In geosteering, it is important to maintain the drill bit inside a target layer (pay zone). Usually, below the pay zone is a water zone. The distance from the tool to a water-oil contact (WOC) is needed to avoid producing water. Using MPR and the resistivity profile from offset well, the tool can be steered to be within a certain target layer. However, in some fields, as in Grane field of North Sea, the resistivity profile indicates the existence of a transition zone, within which the resistivity gradually decreases toward the conductive water layer (FIG. 10). As a further complication, the resistivity profile behaves different from well to well. This increases the difficulty of determining the distance of the tool to the WOC. By assuming the resistivity profile, we employed an inversion scheme to determine the distance. The distance can be accurately inverted when the resistivity profile is assumed to be right. FIG. 11 shows the inversion results for the data of different noise levels. Track 1 501 shows the resistivity profile 509. Track 2 503 shows a curve 511 showing the estimated distance to the WOC at different depths of measurement using the known resistivity profile and no measurement noise. Track 3 505 shows the estimated distance 513 to the WOC for 2% additive noise. Track 4 507 shows the estimated distance 515 to the WOC for 5% additive noise. The noise causes some uncertainties but is minimal. For each depth level, the tool is horizontally deployed. We next address the sensitivity of the inversion to uncertainties in the resistivity profile.

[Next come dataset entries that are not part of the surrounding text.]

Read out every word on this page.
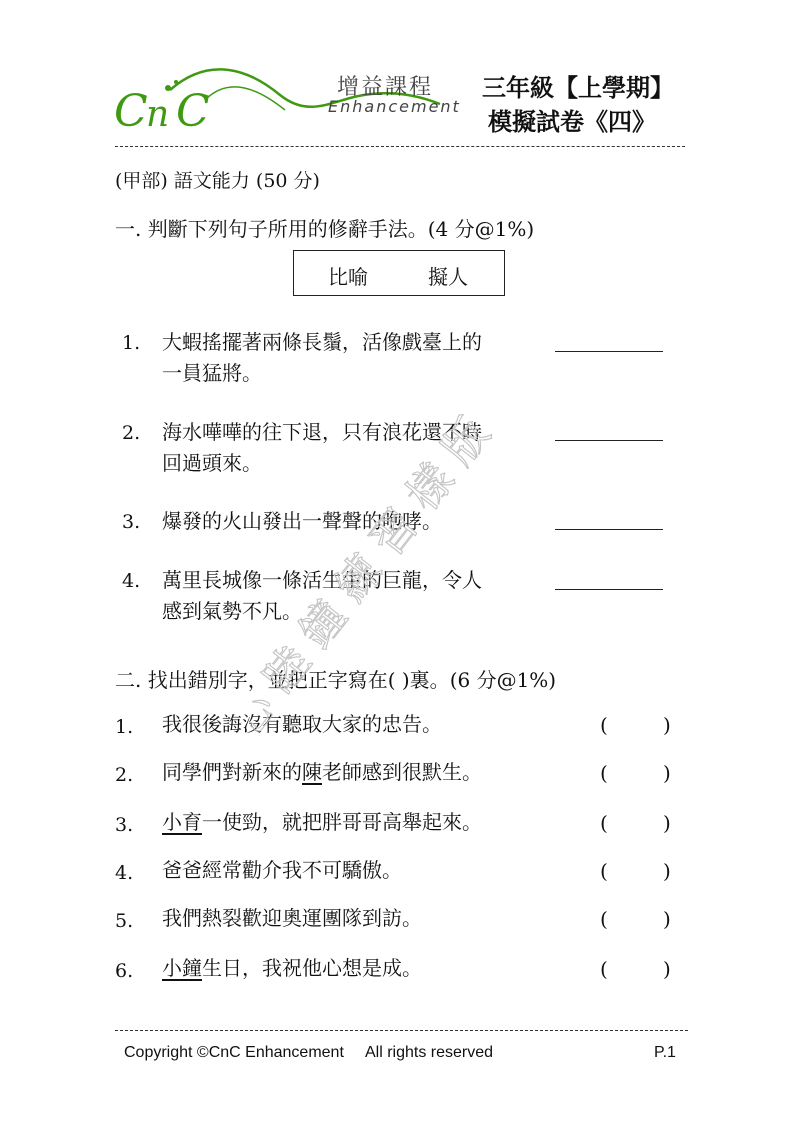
C
n C	增益課程
Enhancement
三年級【上學期】
模擬試卷《四》
(甲部) 語文能力 (50 分)
一. 判斷下列句子所用的修辭手法。(4 分@1%)
比喻	擬人
1. 大蝦搖擺著兩條長鬚，活像戲臺上的
一員猛將。
2. 海水嘩嘩的往下退，只有浪花還不時
回過頭來。
3. 爆發的火山發出一聲聲的咆哮。
4. 萬里長城像一條活生生的巨龍，令人
感到氣勢不凡。
二. 找出錯別字，並把正字寫在( )裏。(6 分@1%)
1. 我很後誨沒有聽取大家的忠告。	(	)
2. 同學們對新來的陳老師感到很默生。	(	)
3. 小育一使勁，就把胖哥哥高舉起來。	(	)
4. 爸爸經常勸介我不可驕傲。	(	)
5. 我們熱裂歡迎奧運團隊到訪。	(	)
6. 小鐘生日，我祝他心想是成。	(	)
心睦鐘練習樣版
Copyright ©CnC Enhancement All rights reserved	P.1
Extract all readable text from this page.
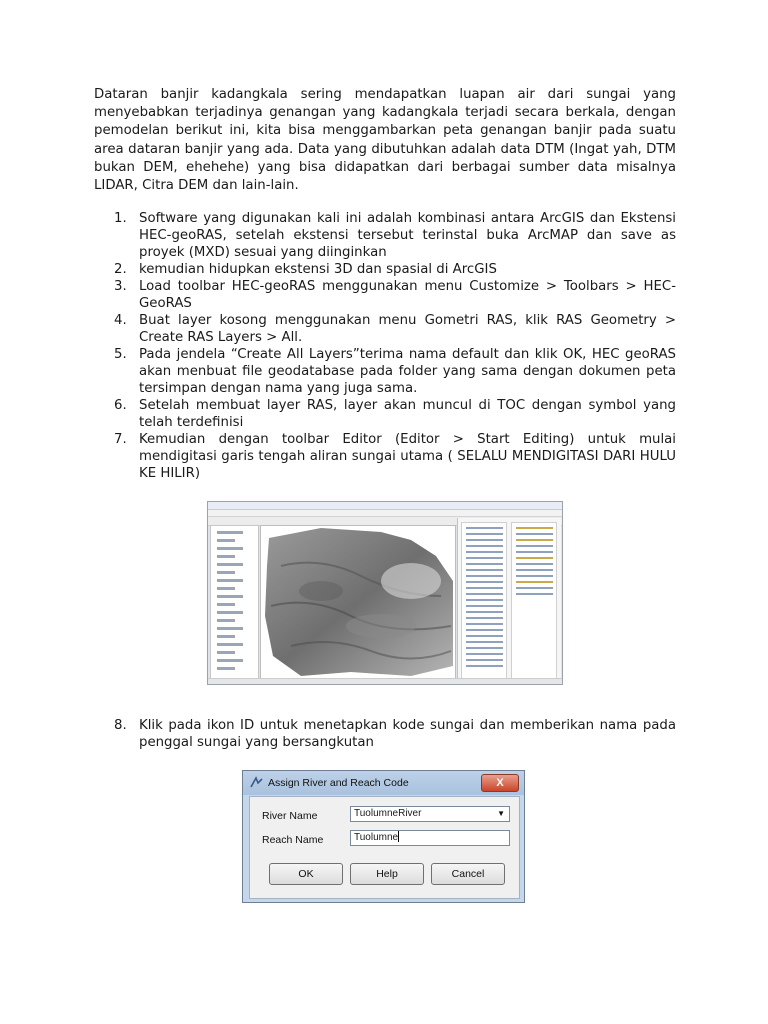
Dataran banjir kadangkala sering mendapatkan luapan air dari sungai yang menyebabkan terjadinya genangan yang kadangkala terjadi secara berkala, dengan pemodelan berikut ini, kita bisa menggambarkan peta genangan banjir pada suatu area dataran banjir yang ada. Data yang dibutuhkan adalah data DTM (Ingat yah, DTM bukan DEM, ehehehe) yang bisa didapatkan dari berbagai sumber data misalnya LIDAR, Citra DEM dan lain-lain.
1. Software yang digunakan kali ini adalah kombinasi antara ArcGIS dan Ekstensi HEC-geoRAS, setelah ekstensi tersebut terinstal buka ArcMAP dan save as proyek (MXD) sesuai yang diinginkan
2. kemudian hidupkan ekstensi 3D dan spasial di ArcGIS
3. Load toolbar HEC-geoRAS menggunakan menu Customize > Toolbars > HEC-GeoRAS
4. Buat layer kosong menggunakan menu Gometri RAS, klik RAS Geometry > Create RAS Layers > All.
5. Pada jendela “Create All Layers”terima nama default dan klik OK, HEC geoRAS akan menbuat file geodatabase pada folder yang sama dengan dokumen peta tersimpan dengan nama yang juga sama.
6. Setelah membuat layer RAS, layer akan muncul di TOC dengan symbol yang telah terdefinisi
7. Kemudian dengan toolbar Editor (Editor > Start Editing) untuk mulai mendigitasi garis tengah aliran sungai utama ( SELALU MENDIGITASI DARI HULU KE HILIR)
8. Klik pada ikon ID untuk menetapkan kode sungai dan memberikan nama pada penggal sungai yang bersangkutan
Assign River and Reach Code	X
River Name	TuolumneRiver	▼
Reach Name	Tuolumne
OK	Help	Cancel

The uncertainties in a transition zone resistivity profile will definitely cause some uncertainties in the inverted distance to the WOC as shown in FIG. 12. Track 1 551 shows the true resistivity profile 561. Track 2 553 shows two curves of estimated distance to the WOC: one is derived assuming the true resistivity profile and the second one is estimated using the incorrect resistivity profile 563. Similarly, track 3 555 shows two curves of estimated distance to the WOC: one is derived assuming the true resistivity profile and the other is derived using the incorrect resistivity profile 565. The results show that the discrepancies are small when the modeled resistivity profile is different from the true resistivity when distances are less than 10 m. Larger discrepancies occur when distance is greater than 10 m. The results suggest that even if the transition zone resistivity profile is not precisely known, a tolerable estimate (within the range of 1 m) can be obtained for distance to the remote bed boundary.

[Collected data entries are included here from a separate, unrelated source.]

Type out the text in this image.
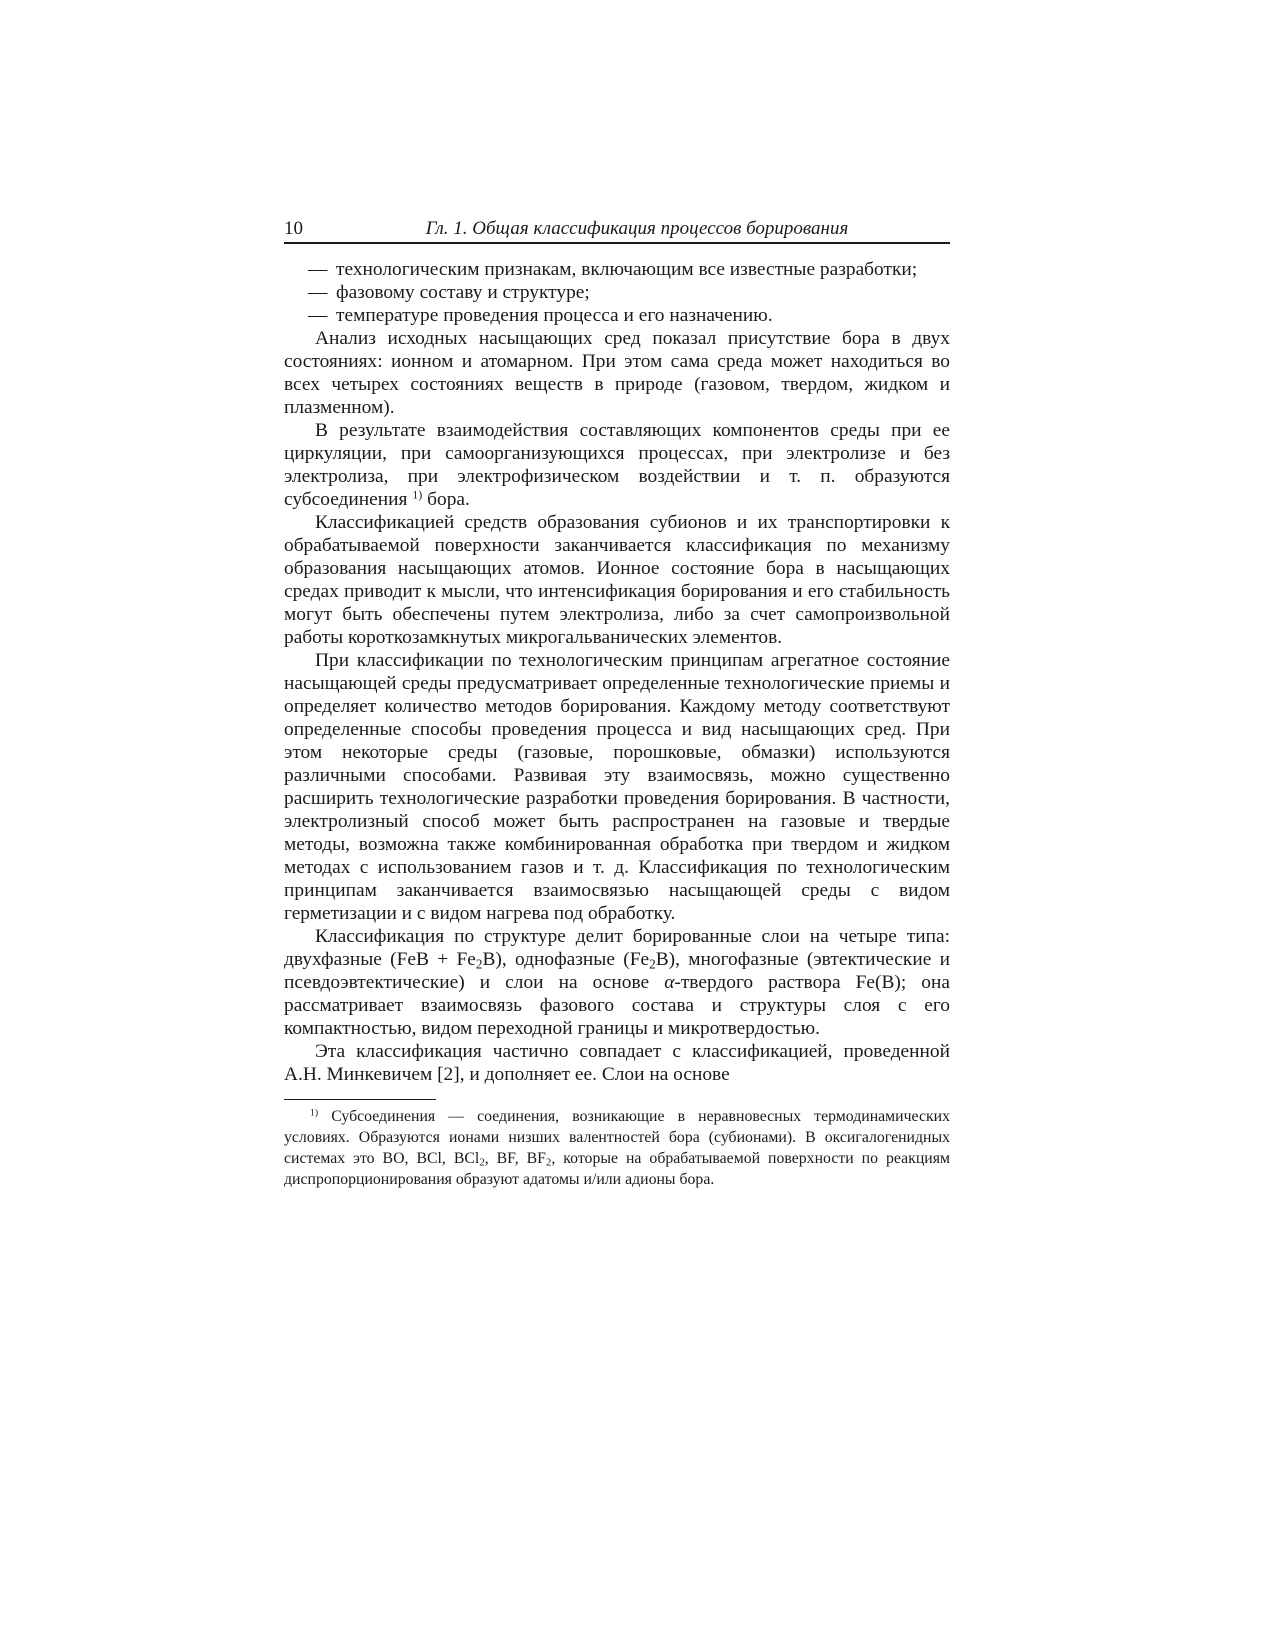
10	Гл. 1. Общая классификация процессов борирования
— технологическим признакам, включающим все известные разработки;
— фазовому составу и структуре;
— температуре проведения процесса и его назначению.

Анализ исходных насыщающих сред показал присутствие бора в двух состояниях: ионном и атомарном. При этом сама среда может находиться во всех четырех состояниях веществ в природе (газовом, твердом, жидком и плазменном).

В результате взаимодействия составляющих компонентов среды при ее циркуляции, при самоорганизующихся процессах, при электролизе и без электролиза, при электрофизическом воздействии и т. п. образуются субсоединения $^{1)}$ бора.

Классификацией средств образования субионов и их транспортировки к обрабатываемой поверхности заканчивается классификация по механизму образования насыщающих атомов. Ионное состояние бора в насыщающих средах приводит к мысли, что интенсификация борирования и его стабильность могут быть обеспечены путем электролиза, либо за счет самопроизвольной работы короткозамкнутых микрогальванических элементов.

При классификации по технологическим принципам агрегатное состояние насыщающей среды предусматривает определенные технологические приемы и определяет количество методов борирования. Каждому методу соответствуют определенные способы проведения процесса и вид насыщающих сред. При этом некоторые среды (газовые, порошковые, обмазки) используются различными способами. Развивая эту взаимосвязь, можно существенно расширить технологические разработки проведения борирования. В частности, электролизный способ может быть распространен на газовые и твердые методы, возможна также комбинированная обработка при твердом и жидком методах с использованием газов и т. д. Классификация по технологическим принципам заканчивается взаимосвязью насыщающей среды с видом герметизации и с видом нагрева под обработку.

Классификация по структуре делит борированные слои на четыре типа: двухфазные $(FeB + Fe_2B)$, однофазные $(Fe_2B)$, многофазные (эвтектические и псевдоэвтектические) и слои на основе α-твердого раствора Fe(B); она рассматривает взаимосвязь фазового состава и структуры слоя с его компактностью, видом переходной границы и микротвердостью.

Эта классификация частично совпадает с классификацией, проведенной А.Н. Минкевичем [2], и дополняет ее. Слои на основе

$^{1)}$ Субсоединения — соединения, возникающие в неравновесных термодинамических условиях. Образуются ионами низших валентностей бора (субионами). В оксигалогенидных системах это BO, BCl, BCl$_2$, BF, $BF_2$, которые на обрабатываемой поверхности по реакциям диспропорционирования образуют адатомы и/или адионы бора.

The operation of the transmitters and receivers, and the control of the drilling direction may be controlled by the downhole processor and/or a surface processor. Implicit in the control and processing of the data is the use of a computer program on a suitable machine readable medium that enables the processor to perform the control and processing. The machine readable medium may include ROMs, EPROMs, EAROMs, Flash Memories and Optical disks. The term “processor” as used herein is intended to include Field Programmable Gate Arrays (FPGAs).
While the foregoing disclosure is directed to the preferred embodiments of the invention, various modifications will be apparent to those skilled in the art. It is intended that all such variations within the scope of the appended claims be embraced by the foregoing disclosure.